MTC should consider issuing a third party assurance report over the Verifi solution.
Deloitte defines third party assurance as “providing assurance over the design and/or operating effectiveness of a service organisation’s internal controls to achieve common business objectives of interest to customers/users of the services”.
An independent auditor should be appointed to express an opinion on the effectiveness of controls around Verifi.
The International Standard on Assurance Engagements 3402 (ISAE 3402) is a standard that can be utilised for this.
I believe this will create confidence among MTC’s stakeholders.

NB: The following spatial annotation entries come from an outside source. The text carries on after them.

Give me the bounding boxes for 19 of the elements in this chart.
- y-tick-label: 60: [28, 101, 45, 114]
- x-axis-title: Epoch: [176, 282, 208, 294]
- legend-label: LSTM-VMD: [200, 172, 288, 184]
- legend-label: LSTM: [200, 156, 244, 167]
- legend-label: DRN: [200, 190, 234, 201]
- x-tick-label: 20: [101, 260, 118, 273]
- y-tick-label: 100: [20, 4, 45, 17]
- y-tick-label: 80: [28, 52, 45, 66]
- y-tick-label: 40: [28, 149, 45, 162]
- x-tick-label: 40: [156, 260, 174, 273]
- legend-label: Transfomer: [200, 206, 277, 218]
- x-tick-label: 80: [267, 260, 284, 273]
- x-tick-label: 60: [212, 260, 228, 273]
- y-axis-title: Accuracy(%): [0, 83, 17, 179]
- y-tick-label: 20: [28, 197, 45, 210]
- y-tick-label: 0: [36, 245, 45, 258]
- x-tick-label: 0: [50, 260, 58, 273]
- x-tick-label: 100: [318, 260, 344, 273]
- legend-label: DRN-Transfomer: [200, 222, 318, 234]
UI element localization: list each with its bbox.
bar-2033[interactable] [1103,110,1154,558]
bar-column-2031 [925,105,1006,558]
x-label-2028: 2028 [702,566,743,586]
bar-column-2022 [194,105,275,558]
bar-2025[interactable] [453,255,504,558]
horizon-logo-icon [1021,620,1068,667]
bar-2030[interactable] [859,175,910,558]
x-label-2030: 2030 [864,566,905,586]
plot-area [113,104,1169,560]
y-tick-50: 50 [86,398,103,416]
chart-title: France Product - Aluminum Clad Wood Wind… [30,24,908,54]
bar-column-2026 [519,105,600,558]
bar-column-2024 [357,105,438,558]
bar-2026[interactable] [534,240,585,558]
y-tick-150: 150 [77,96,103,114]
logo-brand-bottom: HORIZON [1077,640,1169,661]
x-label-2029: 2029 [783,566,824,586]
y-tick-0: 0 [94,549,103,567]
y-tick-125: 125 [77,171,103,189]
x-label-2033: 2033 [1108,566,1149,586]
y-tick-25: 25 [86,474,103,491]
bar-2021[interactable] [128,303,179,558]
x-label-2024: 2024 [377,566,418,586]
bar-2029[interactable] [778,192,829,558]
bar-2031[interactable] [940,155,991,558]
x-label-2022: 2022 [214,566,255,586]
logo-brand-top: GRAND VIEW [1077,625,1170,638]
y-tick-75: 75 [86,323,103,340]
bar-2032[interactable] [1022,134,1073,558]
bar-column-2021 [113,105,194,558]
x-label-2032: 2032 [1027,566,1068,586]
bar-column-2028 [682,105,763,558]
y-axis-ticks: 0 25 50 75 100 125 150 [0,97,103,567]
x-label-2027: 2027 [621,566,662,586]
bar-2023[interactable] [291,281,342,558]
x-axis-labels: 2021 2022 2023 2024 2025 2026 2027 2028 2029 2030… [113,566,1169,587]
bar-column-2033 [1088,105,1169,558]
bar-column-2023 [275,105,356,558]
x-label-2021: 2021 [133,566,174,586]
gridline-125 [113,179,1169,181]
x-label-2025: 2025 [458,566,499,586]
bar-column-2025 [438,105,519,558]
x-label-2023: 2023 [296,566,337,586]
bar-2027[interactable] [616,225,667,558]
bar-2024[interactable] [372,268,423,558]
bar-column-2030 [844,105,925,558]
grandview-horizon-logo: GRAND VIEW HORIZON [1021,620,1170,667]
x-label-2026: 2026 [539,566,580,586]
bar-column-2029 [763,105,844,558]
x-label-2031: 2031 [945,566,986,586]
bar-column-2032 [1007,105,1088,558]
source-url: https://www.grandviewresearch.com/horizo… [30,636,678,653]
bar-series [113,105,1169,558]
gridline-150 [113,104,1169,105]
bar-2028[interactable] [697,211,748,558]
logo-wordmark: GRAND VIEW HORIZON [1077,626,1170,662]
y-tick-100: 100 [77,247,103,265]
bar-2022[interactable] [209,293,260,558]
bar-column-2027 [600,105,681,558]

To further build trust, MTC should consider including a digital trust disclosure/statement in its annual report or issue a separate digital trust report.
McKinsey defines digital trust as “confidence in an organisation to protect consumer data, enact effective cybersecurity, offer trustworthy AI-powered products and services, and provide transparency around AI and data usage”.
All claims made in such a disclosure/statement/report should be independently verified by MTC’s auditors.
MTC can’t be blamed for the lack of data protection laws and regulations in Namibia. The outcry is misdirected and hinders innovation.
Relevant authorities should see this as a wake-up call and enact relevant regulations to level the playing field.
I strongly believe Verifi is a great innovation for Namibia and should be utilised by government agencies and relevant parties for verification (are you who you say you are).
For example, in the Netherlands they have something called DigiD.
DigiD is used to verify users when they log in to government and other sensitive sites such as pension funds and healthcare.
As a nation, we should welcome innovations that secure our digital space.
- Job Angula is a proponent of digital transformation and an information security professional.